Ищу формулу касательно того, как "звуки светятся" и как "краски звучат..." (об этом просил Корней Иванович).
Вновь последовало длинное письмо Корнея Ивановича, из которого хочу привести несколько строк, касающихся пародий:
"В защиту пародий где-то писал Тынянов о том, что пародия не оплеуха, а, напротив, комплимент... Из пародий Н. И. мне очень понравились на Леонова и Паустовского. Кстати, знает ли Н. И. пародию Зощенки на меня?
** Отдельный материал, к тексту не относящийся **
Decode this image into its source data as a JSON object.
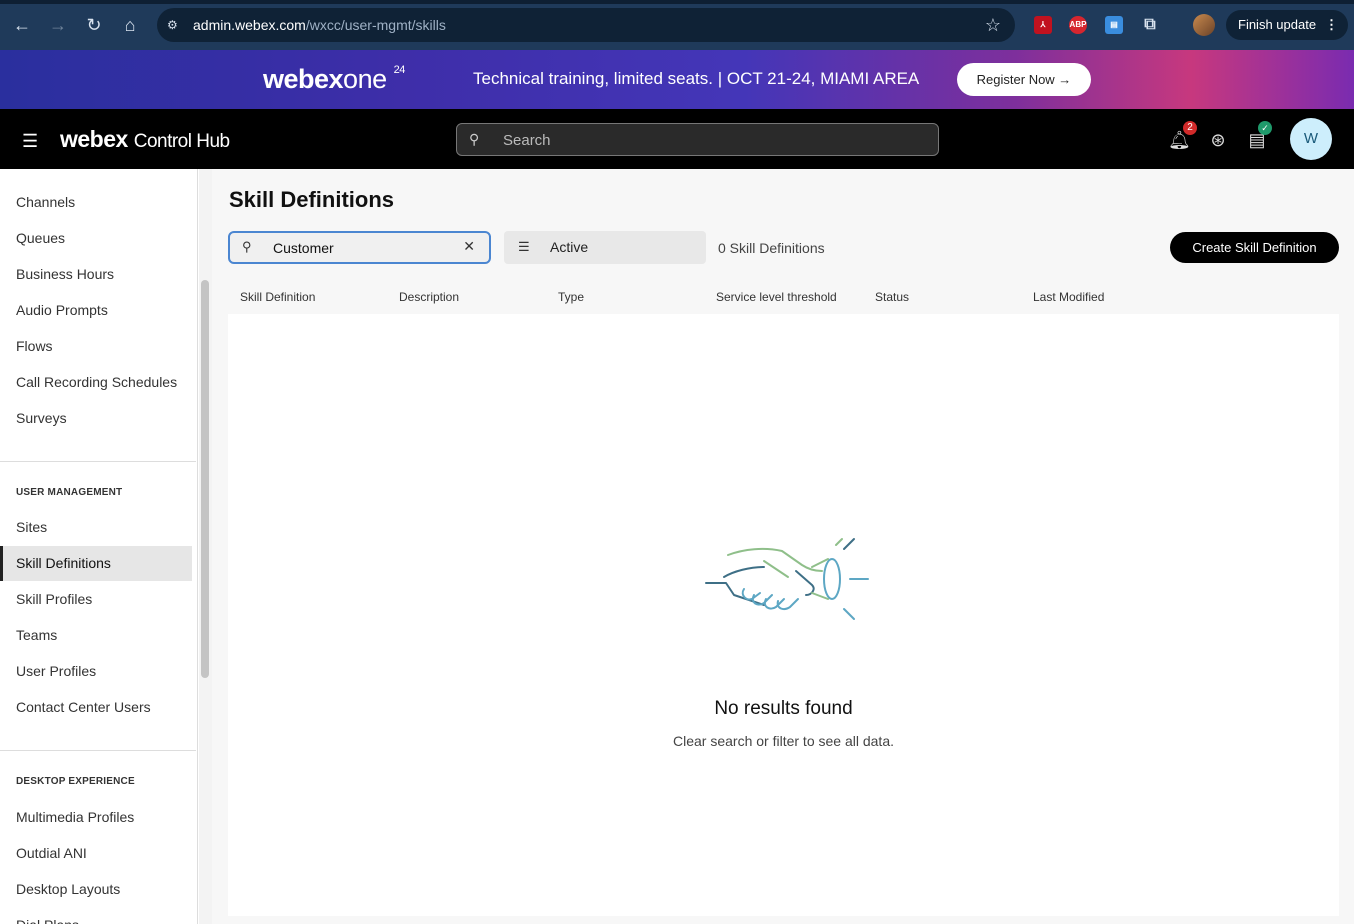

Пародия была так убийственна, что я должен был начисто отказаться от своей литературной манеры".
Переписка Чуковского и Реформатского продолжалась в характерном для нее деловито-шутливом тоне. "Магистре магно, Корнелио аткве Крокодилио иллюстриссимо!" - так обращался А. А. к Корнею Ивановичу, благодаря его за присылку книги "Высокое искусство", восхищаясь многими страницами этой книги, но и делая замечания по поводу неточностей... "Польщен вашим благосклонным отзывом о моей неуклюжей книжке", - отзывается Корней Иванович и обещает в следующем издании исправить неточности... И подписывается: "Магистер магнус" и т. д.
Наш век не эпистолярный век, и сегодня, по-моему, уже никто не пишет писем. Разучились. Всем лень. Все делают вид, что безумно заняты... Как и всякий литератор, выпустивший книжку, я дарю ее друзьям, посылаю знакомым. Вскоре возникает ощущение, что книга брошена в пропасть: не то чтобы письма, телефонного звонка, и того нет! Но я и сама, бывало, за присланную мне книгу не благодарила вовремя, знаю за собой этот грех и в других бросить камня не смею. Занятостью, однако, себя не оправдывала, понимала: просто было лень сделать над собой усилие. Обычная распущенность. Обычная невежливость, за которой равнодушие к ближнему. Я не знаю никого, кто работал бы так, как работал Чуковский. И никого, кто с большим правом, чем он, в его годы, мог бы ссылаться на усталость. Но именно Чуковский всегда отзывался на посланные ему письма и книги. И не просто отзывался: спасибо, дескать, получил, когда-нибудь прочитаю... Нет, Корней Иванович даримые ему книги читал и авторам их подробно сообщал свои соображения. У меня нет знакомого литератора, который не мог бы похвастаться одним-двумя, а то и несколькими письмами Чуковского. Чем объяснить это? Видимо, тем горячим интересом Чуковского к людям, который был одной из составных частей обаяния Корнея Ивановича, и питал его, и во многом был источником сил его.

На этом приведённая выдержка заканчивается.